Permission from the EU Commission: the federal government can support Uniper with billions

Status: 12/20/2022 8:47 p.m

The nationalization has already been decided and approved, and aid payments have now also been allowed: the federal government can save the gas supplier Uniper with up to 34.5 billion euros. His bankruptcy might have triggered a chain reaction.

The federal government can support the ailing gas importer Uniper with up to 34.5 billion euros. The EU Commission has approved the aid, announced the competition authorities. Specifically, according to the EU Commission, this involves an immediate capital increase of eight billion euros. In addition, a further capital increase of up to 26.5 billion euros is planned until 2024.

The exceptional situation in Uniper’s financial position and liquidity goes back to the Russian war of aggression against Ukraine and the subsequent interruption in gas supplies, the EU Commission said in justification. At the same time, the measures contained the necessary precautions to limit distortions of competition.

The Commission had already agreed on Friday that Uniper can be nationalized. Uniper’s shareholders had also voted in favor of nationalization.

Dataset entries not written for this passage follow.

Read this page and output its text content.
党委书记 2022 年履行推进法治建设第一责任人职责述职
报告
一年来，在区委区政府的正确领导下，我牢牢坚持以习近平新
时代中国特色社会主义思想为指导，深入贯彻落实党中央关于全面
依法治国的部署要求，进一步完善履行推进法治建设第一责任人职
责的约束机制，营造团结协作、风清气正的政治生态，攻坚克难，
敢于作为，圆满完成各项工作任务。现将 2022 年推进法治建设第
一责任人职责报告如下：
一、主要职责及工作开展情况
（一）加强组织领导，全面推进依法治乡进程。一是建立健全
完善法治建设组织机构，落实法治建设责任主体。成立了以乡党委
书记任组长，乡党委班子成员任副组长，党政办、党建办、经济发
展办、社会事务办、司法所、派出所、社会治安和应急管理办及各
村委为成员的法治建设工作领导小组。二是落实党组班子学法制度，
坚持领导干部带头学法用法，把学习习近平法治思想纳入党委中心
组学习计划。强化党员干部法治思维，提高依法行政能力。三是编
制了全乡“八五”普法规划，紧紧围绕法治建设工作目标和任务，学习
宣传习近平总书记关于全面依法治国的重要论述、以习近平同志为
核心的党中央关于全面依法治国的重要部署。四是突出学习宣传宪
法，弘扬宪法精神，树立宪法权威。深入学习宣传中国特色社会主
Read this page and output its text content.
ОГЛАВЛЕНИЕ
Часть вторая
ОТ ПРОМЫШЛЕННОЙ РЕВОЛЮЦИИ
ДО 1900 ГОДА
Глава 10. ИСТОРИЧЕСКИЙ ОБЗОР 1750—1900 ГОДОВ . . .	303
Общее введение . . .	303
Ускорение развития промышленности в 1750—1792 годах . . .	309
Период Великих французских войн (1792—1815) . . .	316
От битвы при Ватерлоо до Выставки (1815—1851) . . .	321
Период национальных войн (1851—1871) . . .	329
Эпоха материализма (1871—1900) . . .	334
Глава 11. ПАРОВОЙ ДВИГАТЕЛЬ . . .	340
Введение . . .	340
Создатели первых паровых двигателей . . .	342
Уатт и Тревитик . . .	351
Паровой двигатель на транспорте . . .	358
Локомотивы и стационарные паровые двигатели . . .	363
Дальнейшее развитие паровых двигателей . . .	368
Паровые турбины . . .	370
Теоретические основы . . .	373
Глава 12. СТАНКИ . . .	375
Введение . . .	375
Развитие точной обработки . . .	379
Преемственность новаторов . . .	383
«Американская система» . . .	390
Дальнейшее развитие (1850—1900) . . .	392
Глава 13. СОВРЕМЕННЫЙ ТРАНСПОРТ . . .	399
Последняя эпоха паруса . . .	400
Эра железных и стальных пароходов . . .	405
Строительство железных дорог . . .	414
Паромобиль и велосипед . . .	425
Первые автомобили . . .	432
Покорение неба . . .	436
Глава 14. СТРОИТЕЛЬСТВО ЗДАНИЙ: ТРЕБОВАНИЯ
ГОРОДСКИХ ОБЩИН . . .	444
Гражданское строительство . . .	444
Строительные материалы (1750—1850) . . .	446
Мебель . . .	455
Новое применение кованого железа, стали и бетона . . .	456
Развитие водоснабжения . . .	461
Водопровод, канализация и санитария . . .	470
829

Aid is intended to prevent the domino effect

Uniper got into trouble because of the Russian gas supply stop, which caused prices to multiply. The company has to buy the missing gas from Russia more expensively on the market in order to fulfill old supply contracts, which leads to liquidity problems.

From January to September, Uniper made a net loss of 40 billion euros, the highest loss of a listed German company since the founding of the Federal Republic.

The supplier supplies around 500 German municipal utilities and another 500 large industrial companies with gas. Insolvency would probably have triggered a domino effect, which would also have caused difficulties for numerous customers. Because if an energy supplier fails, municipal utilities usually step in. However, since Uniper counts these regional basic suppliers among its customers, they too would falter. They would have to source the natural gas elsewhere at higher prices. The costs passed on would in turn burden millions of households and many companies.